The hospodská historka (“pub tale”) is a form of Czech story-telling which, in the twentieth century, became a staple of Czech prose; in a previous paper I proposed that what I call the “pub simile” (a pithy, usually humorous figure of speech which briefly interrupts the flow of discourse by explicitly comparing the thing being discussed to a second thing) is among its most salient identifying characteristics. Bohumil Hrabal, perhaps the author most closely identified with the Czech pub tale (After Jaroslav Hašek), expands the pub simile to the domain of the narrative voice itself, using comparisons such as “to gape like an old man at a country dance” for purposes ranging from the establishment of intimacy (inviting the reader to respond emotionally to the shared knowledge which makes the simile comprehensible) to the achievement of transcendence (joining strangely harmonious elements in order to create “minor work[s] of art”). In the novella Městecko, kde se zastavil čas, written in 1970 and first published in 1976, Hrabal employs simile primarily to create ambiguity, producing a surreal atmosphere in which semantic distinctions are blurred and causing in narrator and reader alike the confusion of imagination with memory.

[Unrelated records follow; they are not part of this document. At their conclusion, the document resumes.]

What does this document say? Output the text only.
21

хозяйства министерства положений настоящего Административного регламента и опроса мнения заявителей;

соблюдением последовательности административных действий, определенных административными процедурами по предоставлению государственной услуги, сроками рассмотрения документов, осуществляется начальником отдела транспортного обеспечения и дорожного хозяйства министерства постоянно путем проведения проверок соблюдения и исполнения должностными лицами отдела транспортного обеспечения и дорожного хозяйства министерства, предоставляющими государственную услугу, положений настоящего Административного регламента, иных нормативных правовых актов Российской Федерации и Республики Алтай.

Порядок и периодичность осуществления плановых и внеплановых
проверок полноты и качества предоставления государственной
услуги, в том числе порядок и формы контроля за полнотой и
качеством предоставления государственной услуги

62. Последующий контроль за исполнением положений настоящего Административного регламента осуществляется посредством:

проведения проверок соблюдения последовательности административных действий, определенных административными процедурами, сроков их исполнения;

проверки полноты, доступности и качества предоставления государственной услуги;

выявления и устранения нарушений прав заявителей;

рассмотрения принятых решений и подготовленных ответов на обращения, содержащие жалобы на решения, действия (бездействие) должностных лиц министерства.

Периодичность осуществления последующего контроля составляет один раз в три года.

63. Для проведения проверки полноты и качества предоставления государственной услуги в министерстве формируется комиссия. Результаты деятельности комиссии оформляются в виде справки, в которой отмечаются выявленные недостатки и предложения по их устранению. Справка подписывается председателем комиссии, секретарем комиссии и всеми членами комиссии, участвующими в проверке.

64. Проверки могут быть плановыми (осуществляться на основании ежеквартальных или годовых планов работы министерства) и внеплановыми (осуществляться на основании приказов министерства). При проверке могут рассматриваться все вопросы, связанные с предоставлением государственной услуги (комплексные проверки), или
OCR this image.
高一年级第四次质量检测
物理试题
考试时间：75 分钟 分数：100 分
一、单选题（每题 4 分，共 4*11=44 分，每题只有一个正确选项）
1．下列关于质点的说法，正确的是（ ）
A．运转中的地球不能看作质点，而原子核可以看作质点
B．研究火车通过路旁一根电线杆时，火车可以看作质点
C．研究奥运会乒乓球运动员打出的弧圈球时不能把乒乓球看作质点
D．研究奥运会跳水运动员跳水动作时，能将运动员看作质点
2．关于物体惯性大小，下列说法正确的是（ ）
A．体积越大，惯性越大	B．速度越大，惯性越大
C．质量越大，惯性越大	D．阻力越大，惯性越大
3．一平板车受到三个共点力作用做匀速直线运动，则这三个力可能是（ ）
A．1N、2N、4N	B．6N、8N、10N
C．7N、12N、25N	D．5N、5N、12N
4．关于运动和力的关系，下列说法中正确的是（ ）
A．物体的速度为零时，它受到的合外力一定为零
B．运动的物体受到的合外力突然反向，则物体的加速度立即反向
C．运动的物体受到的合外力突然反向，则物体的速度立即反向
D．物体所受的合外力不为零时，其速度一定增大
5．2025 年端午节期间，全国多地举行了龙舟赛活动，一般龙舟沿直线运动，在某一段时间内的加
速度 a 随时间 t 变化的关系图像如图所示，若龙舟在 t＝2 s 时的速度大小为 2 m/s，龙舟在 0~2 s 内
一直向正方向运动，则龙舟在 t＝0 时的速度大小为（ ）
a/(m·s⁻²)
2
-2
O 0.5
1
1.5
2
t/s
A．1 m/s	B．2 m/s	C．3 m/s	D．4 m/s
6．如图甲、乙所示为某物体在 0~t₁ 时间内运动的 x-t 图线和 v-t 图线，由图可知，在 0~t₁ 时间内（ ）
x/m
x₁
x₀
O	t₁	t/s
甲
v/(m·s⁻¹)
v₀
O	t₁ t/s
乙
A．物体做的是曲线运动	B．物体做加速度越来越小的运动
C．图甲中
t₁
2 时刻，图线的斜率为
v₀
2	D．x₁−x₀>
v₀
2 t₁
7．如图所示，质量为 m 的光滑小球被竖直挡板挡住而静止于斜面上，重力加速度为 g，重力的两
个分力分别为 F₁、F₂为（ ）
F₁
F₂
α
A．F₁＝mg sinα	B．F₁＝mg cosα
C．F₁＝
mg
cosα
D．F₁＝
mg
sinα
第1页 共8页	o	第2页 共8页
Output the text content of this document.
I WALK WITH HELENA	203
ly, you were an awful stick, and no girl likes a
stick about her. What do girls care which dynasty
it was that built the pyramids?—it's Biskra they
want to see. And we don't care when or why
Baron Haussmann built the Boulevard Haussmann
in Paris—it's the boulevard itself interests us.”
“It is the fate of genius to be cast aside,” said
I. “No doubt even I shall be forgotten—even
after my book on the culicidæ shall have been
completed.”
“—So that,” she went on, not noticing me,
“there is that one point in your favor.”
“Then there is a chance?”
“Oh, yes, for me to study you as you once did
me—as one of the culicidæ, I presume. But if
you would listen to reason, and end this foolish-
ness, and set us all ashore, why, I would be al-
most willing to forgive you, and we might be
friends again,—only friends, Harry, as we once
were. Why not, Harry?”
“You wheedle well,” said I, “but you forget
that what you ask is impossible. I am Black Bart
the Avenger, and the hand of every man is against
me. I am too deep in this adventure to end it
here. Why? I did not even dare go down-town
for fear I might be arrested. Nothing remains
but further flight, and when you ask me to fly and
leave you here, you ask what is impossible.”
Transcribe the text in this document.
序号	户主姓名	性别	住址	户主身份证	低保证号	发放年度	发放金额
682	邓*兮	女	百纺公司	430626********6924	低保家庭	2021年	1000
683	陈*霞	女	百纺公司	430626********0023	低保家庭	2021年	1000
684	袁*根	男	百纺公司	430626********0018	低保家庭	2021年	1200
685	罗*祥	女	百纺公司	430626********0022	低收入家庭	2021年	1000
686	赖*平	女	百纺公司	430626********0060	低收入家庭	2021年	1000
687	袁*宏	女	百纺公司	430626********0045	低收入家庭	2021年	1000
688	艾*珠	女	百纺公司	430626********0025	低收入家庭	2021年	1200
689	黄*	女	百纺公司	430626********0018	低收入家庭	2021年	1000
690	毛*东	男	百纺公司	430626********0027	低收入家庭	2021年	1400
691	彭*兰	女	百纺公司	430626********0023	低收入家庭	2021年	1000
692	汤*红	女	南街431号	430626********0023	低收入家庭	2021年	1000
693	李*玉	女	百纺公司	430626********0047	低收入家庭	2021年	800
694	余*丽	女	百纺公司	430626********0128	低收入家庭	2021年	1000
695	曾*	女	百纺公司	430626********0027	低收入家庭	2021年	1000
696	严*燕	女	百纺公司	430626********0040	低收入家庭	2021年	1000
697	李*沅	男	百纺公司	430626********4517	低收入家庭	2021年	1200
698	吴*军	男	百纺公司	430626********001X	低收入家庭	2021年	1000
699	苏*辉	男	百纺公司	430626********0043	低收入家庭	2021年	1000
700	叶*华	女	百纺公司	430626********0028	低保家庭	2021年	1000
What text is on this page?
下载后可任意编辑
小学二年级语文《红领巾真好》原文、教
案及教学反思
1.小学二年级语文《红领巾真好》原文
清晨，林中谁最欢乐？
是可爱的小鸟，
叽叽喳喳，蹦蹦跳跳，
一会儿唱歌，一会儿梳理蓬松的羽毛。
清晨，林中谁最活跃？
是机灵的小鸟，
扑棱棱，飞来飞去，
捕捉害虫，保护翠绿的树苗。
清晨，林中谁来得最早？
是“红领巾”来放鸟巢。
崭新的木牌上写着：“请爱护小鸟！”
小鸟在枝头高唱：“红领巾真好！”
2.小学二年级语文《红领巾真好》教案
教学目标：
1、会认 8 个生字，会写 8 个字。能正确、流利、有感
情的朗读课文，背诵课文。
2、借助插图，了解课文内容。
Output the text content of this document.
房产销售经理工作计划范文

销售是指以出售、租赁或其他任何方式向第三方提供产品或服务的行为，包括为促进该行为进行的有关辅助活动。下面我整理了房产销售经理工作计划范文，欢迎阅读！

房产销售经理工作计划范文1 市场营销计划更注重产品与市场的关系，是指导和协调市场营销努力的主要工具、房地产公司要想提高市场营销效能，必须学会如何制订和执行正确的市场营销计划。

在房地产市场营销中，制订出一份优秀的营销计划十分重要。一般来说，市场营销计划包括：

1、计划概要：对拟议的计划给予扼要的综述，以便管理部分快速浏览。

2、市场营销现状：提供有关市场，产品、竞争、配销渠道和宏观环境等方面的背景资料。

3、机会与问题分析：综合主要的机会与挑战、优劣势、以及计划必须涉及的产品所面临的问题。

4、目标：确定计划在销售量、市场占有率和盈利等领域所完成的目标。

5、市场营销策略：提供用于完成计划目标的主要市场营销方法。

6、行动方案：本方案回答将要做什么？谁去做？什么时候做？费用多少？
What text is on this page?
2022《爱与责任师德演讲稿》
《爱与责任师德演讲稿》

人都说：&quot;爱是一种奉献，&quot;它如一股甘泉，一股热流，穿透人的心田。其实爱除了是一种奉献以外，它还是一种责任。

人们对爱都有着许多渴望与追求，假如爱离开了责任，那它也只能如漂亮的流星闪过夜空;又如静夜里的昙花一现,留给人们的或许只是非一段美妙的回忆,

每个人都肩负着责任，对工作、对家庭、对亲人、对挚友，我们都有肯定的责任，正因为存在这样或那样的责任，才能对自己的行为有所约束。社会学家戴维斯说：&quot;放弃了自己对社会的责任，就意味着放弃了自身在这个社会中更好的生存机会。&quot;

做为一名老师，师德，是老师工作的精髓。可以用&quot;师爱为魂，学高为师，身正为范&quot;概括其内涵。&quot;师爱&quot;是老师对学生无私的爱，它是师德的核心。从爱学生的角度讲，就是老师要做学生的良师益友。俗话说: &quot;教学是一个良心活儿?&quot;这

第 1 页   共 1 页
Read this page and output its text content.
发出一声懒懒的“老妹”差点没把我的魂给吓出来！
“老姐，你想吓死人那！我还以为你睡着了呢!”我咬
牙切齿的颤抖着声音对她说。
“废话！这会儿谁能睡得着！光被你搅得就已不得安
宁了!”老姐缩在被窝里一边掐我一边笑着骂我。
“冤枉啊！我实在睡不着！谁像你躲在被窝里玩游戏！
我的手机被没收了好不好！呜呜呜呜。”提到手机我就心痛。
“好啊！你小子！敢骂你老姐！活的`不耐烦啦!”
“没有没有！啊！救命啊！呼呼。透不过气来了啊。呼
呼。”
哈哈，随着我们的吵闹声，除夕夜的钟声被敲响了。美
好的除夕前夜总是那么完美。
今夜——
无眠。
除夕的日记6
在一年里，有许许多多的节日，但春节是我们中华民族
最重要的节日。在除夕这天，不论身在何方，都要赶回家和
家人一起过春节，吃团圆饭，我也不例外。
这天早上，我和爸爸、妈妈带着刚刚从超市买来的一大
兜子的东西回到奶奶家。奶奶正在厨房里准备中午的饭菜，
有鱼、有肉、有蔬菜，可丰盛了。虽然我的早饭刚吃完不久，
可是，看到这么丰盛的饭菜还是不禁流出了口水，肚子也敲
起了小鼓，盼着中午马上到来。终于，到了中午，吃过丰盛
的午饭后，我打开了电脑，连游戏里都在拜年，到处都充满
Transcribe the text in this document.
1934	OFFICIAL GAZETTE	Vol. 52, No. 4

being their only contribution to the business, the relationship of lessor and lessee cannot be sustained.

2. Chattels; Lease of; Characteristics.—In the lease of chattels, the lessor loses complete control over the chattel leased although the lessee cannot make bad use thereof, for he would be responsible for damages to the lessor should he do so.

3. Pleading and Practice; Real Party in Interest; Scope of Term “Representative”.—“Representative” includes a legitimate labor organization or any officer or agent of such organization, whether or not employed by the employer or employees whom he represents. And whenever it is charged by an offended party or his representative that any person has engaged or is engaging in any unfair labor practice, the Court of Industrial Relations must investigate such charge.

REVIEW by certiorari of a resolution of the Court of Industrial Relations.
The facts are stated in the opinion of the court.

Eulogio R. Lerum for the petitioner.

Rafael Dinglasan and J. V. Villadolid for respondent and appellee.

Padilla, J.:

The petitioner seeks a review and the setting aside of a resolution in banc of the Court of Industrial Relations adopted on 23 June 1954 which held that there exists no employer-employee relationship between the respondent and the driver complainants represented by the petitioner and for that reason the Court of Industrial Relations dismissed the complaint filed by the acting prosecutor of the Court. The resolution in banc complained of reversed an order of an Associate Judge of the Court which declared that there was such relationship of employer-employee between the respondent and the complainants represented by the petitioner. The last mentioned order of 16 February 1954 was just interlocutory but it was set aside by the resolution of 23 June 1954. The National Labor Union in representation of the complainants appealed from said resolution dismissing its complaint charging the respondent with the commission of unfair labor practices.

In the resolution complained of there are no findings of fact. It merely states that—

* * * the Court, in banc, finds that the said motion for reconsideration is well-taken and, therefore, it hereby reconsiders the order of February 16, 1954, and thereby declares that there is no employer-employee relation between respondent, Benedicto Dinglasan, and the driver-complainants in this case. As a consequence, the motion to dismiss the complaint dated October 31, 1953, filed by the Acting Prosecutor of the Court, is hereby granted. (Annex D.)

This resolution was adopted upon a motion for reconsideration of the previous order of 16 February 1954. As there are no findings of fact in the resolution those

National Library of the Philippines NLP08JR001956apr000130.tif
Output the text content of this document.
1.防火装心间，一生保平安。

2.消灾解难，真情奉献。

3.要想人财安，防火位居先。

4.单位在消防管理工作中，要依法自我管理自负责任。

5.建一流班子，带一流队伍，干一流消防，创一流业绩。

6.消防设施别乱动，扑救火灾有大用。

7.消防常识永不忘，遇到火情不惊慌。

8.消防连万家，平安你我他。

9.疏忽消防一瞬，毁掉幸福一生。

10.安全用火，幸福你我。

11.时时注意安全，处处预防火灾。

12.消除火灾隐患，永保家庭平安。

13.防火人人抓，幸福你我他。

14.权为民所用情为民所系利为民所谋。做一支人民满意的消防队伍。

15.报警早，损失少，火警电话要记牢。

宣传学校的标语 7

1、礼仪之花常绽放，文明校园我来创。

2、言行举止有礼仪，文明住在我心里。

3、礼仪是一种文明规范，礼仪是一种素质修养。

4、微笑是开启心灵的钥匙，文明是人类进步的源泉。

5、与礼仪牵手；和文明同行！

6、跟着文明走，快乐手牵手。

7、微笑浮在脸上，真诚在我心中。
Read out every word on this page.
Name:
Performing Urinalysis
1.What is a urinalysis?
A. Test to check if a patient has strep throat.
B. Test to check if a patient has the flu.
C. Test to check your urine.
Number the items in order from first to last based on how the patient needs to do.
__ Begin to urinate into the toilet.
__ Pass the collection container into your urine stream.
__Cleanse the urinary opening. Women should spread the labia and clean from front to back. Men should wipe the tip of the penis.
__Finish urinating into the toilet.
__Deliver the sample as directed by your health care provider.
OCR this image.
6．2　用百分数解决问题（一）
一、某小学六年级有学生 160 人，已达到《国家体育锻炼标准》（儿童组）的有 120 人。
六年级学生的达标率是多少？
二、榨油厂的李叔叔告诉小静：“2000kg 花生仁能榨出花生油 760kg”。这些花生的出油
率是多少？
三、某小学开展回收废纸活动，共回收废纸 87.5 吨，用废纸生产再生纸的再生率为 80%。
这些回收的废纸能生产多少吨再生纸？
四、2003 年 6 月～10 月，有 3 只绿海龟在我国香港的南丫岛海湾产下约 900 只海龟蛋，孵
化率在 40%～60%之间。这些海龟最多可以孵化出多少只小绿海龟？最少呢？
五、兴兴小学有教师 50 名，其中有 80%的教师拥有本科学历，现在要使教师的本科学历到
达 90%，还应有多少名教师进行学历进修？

Writing about the tendency of some nineteenth-century Czech poets to indulge in “self-conscious coloring” through descriptive chains of synonymic adjectives, Robert Pynsent in Julius Zeyer: The Path to Decadence hints at the potential for metaphor to deepen meaning when he suggests that it is in accumulations of synonymic nouns, rather than strings of adjectives, that we find “an augmentation of perceptive possibility” in narrative. Still, he notes, “it is difficult to have an accumulation of synonymous nouns, because both author and reader are bound by a tradition that a noun introduces a completely new idea and, more important than this, Czech is almost completely devoid of substantival synonyms.”
Hrabal seeks to understand his subject not by adorning it but by renaming it, exploring every angle like a Cubist sculptor, and he proceeds to solve Pynsent’s dilemma by abandoning the conventional notion of a synonym and subverting the expectation that a new noun must “introduce a completely new idea.” Moreover, he expands the formula to include verbs and even adverbs, using subjunctive clauses to ask “what could be” and freeing the narrative to flow temporarily through alternate channels before returning to “what is.” If, as J. D. Stern says, the “associative principle” which drives the shaggy dog stories of Hasek’s Good Soldier Švejk is “an exploration of the possible as opposed to the relevant,” Hrabal’s explorations through the use of simile in Městecko, kde se zastavil čas seek the relevant within the realm of the possible and, far from a retreat, are an assault on our perceptions of reality.
Harries, Karsten. “Metaphor and Transcendence.” On Metaphor. Ed. Sheldon Sacks. Chicago: University of Chicago Press, 1979, 1981.
Hrabal, Bohumil. “Městecko, kde se zastavil čas.” Sebrané spisy, Vol. 6, 1994.
Pynsent, Robert B. Julius Zeyer: The Path to Decadence. The Hague: Mouton, 1973.
Stern, J. D. “On the Integrity of the Good Soldier Schweik,” Czechoslovakia Past and Present. Ed. Miloslav Rechcigl, Jr. The Hague: Mouton, 1968.